La manifestación ciudadana ante el Supremo, con la presencia de figuras como Baltasar Garzón, ha sido la expresión visible de una indignación que trasciende el caso concreto.
La demanda por una justicia clara, justa y comprensible ha reunido a cientos de personas que ven en el proceso contra el fiscal general un síntoma de la crisis institucional y democrática que atraviesa España.
La protesta, espontánea y solidaria, ha puesto sobre la mesa la necesidad de una reforma profunda del sistema judicial y de una revisión del papel de los jueces en la vida política y mediática del país.
El trasfondo político del caso es ineludible. La composición del Tribunal Supremo, con una mayoría conservadora consolidada por décadas de bloqueo en la renovación del Consejo General del Poder Judicial, ha sido objeto de análisis y crítica.
El nombramiento de jueces afines a la cosmovisión de la derecha, la parcialidad de los magistrados y la estrategia de inhabilitación del fiscal general son elementos que, según analistas como Ignacio Escolar, explican la deriva política de la justicia en España.
La historia personal de algunos de los jueces que han condenado al fiscal general añade más leña al fuego.

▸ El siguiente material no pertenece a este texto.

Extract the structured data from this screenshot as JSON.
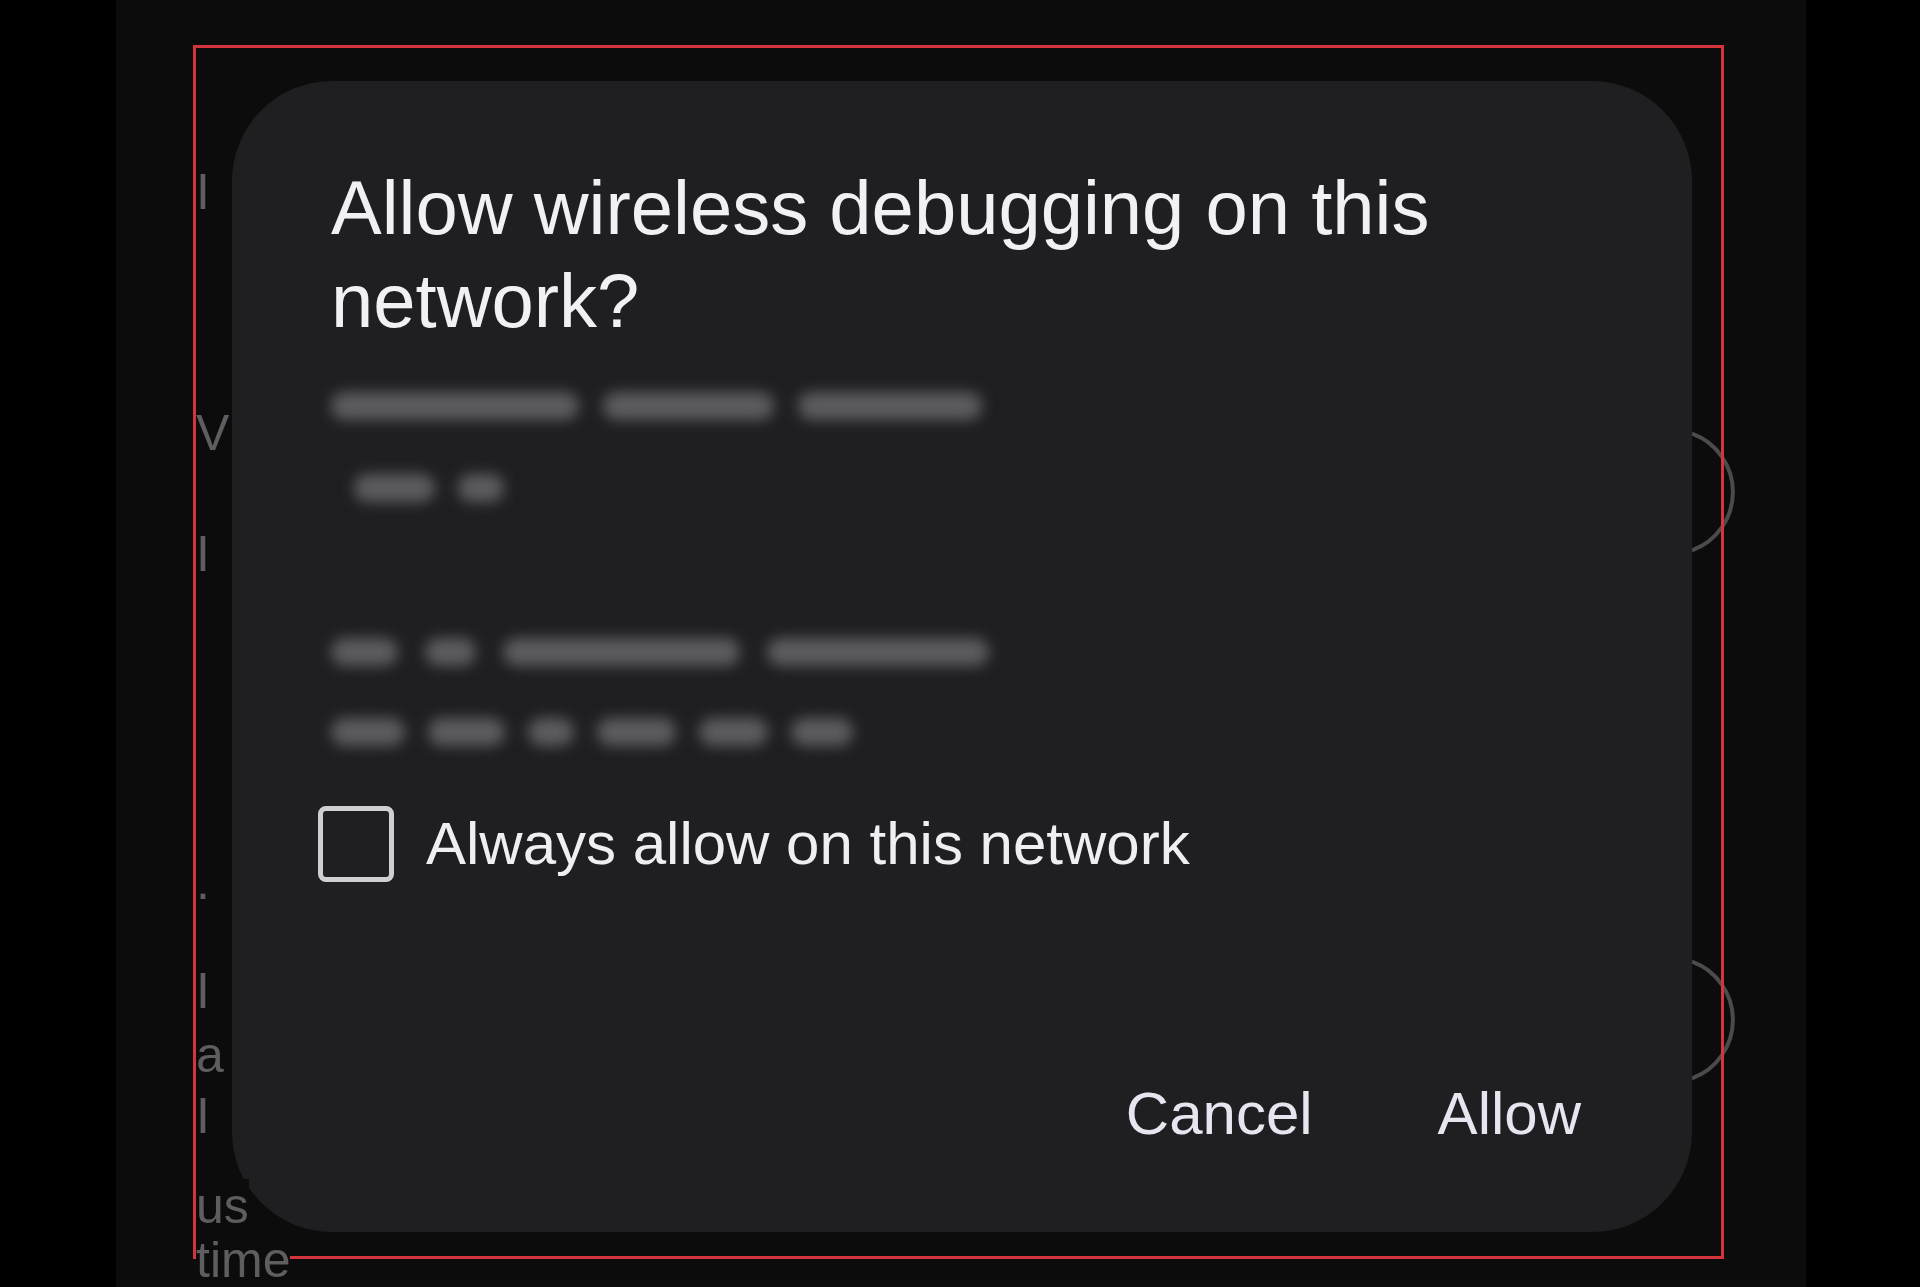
{
  "background": {
    "fragments": [
      "I",
      "V",
      "I",
      ".",
      "I",
      "a",
      "I",
      "us",
      "time"
    ],
    "switches": [
      {
        "on": false
      },
      {
        "on": false
      }
    ]
  },
  "dialog": {
    "title": "Allow wireless debugging on this network?",
    "checkbox": {
      "label": "Always allow on this network",
      "checked": false
    },
    "buttons": [
      "Cancel",
      "Allow"
    ]
  }
}
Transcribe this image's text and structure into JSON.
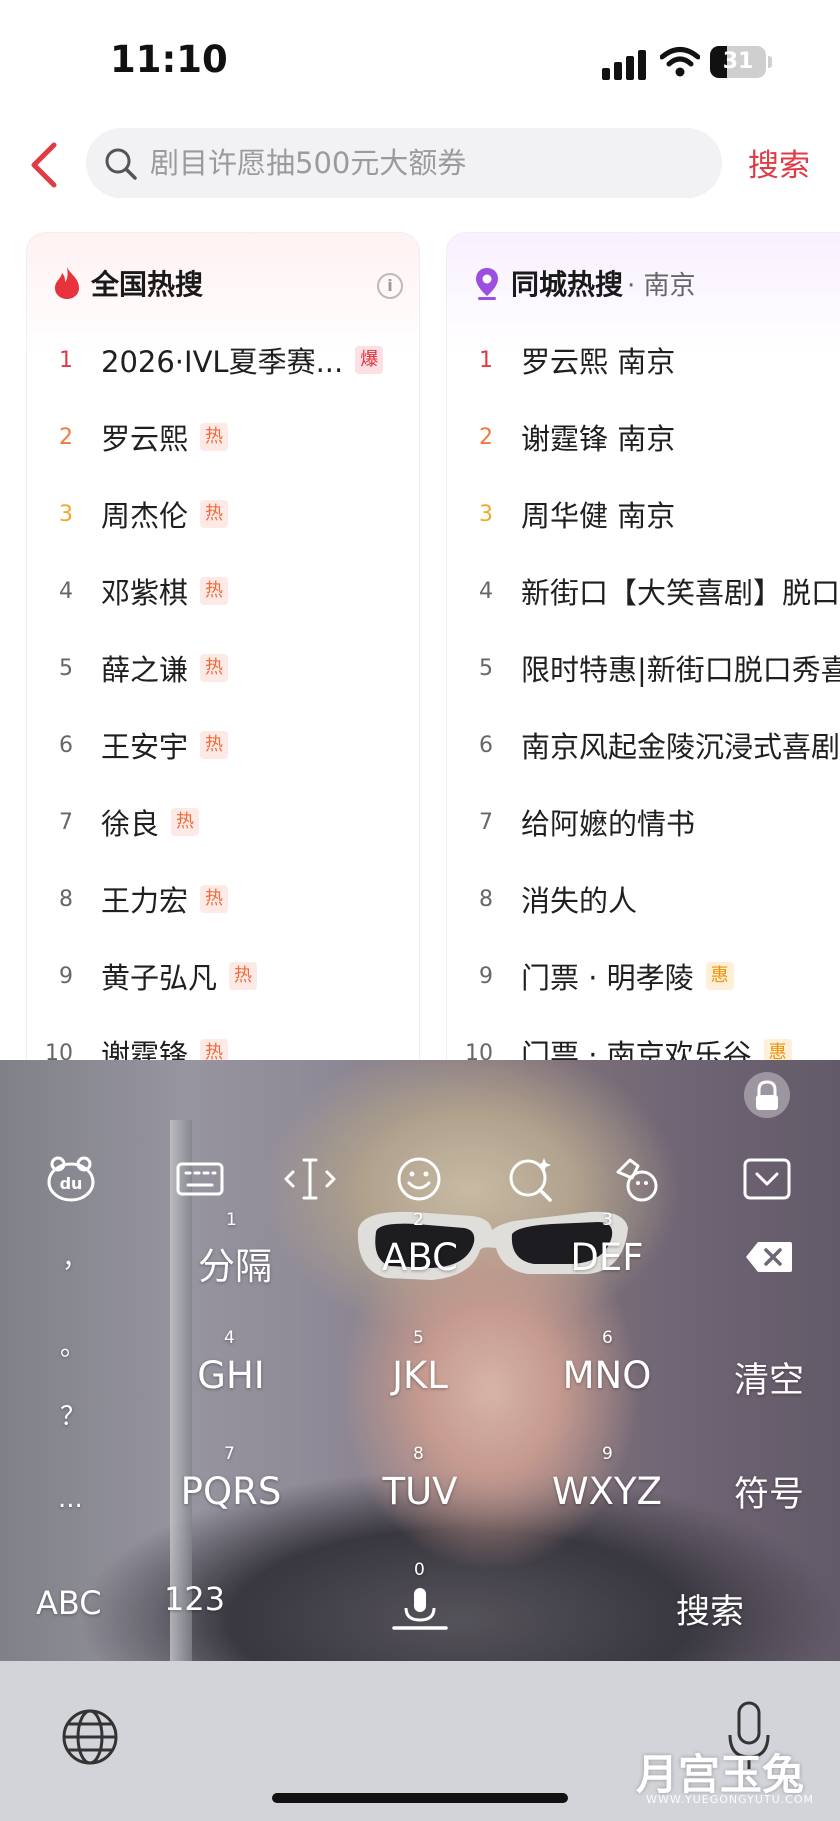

Carmen Lamela, conocida por mantener en prisión preventiva durante dos años a Sandro Rosell, declarado inocente en el primer día de juicio, y por instruir causas mediáticas que acabaron en nada, es ejemplo de una trayectoria marcada por decisiones controvertidas.
Manuel Marchena, candidato del PP y del PSOE para presidir el CGPJ, simboliza la connivencia entre partidos y la politización de la justicia.
La mayoría conservadora en la Sala de lo Penal del Supremo garantiza, según Escolar, que “la bola siempre cae del lado de la derecha”.
El propio proceso judicial ha sido una sucesión de anomalías. El fallo se emitió sin sentencia, por miedo a filtraciones internas, una paradoja en un juicio por filtración de secretos.
El uso de recortes de prensa elaborados por las acusaciones populares como base de la instrucción, el señalamiento de periodistas y la vulneración del secreto profesional han sido elementos que, lejos de fortalecer el proceso, lo han debilitado hasta el extremo de poner en cuestión su constitucionalidad.
La defensa del fiscal general, la actuación de la Abogacía del Estado y el testimonio de periodistas han sido ignorados o minimizados en el proceso.
El derecho constitucional al secreto profesional, la presunción de inocencia, la tutela judicial efectiva y la proporcionalidad en las actuaciones han sido vulnerados, según los expertos, en beneficio de un objetivo político: la inhabilitación del fiscal general y la consolidación de una narrativa de corrupción y ilegitimidad en el gobierno.
La reacción de la sociedad y de la comunidad jurídica apunta a una futura revocación de la sentencia en el Tribunal Constitucional y, eventualmente, en la jurisdicción europea.
Los derechos violados, los principios ignorados y la parcialidad del tribunal son argumentos de peso para anticipar una nulidad que, aunque tardía, puede devolver la dignidad al proceso y al propio fiscal general.
Mientras tanto, la batalla mediática continúa. El caso del ático comprado por el novio de Ayuso, en circunstancias opacas y con financiación sospechosa, añade un capítulo más al relato de impunidad y privilegio que rodea a la clase política y judicial.
La coincidencia de la compra del piso y la emisión del fallo del Supremo refuerza la percepción de una justicia al servicio de intereses particulares y de una agenda mediática calculada para maximizar el impacto en el telediario.
La justicia española, en este “año cero” de la judicatura, se enfrenta a su mayor desafío: recuperar la confianza de la ciudadanía, garantizar la igualdad ante la ley y separar de una vez por todas la política de la administración de justicia.
El futuro del Estado de derecho depende de que los jueces abandonen la tentación de convertirse en actores políticos y de que la sociedad exija transparencia, imparcialidad y responsabilidad a quienes tienen en sus manos el destino de la nación.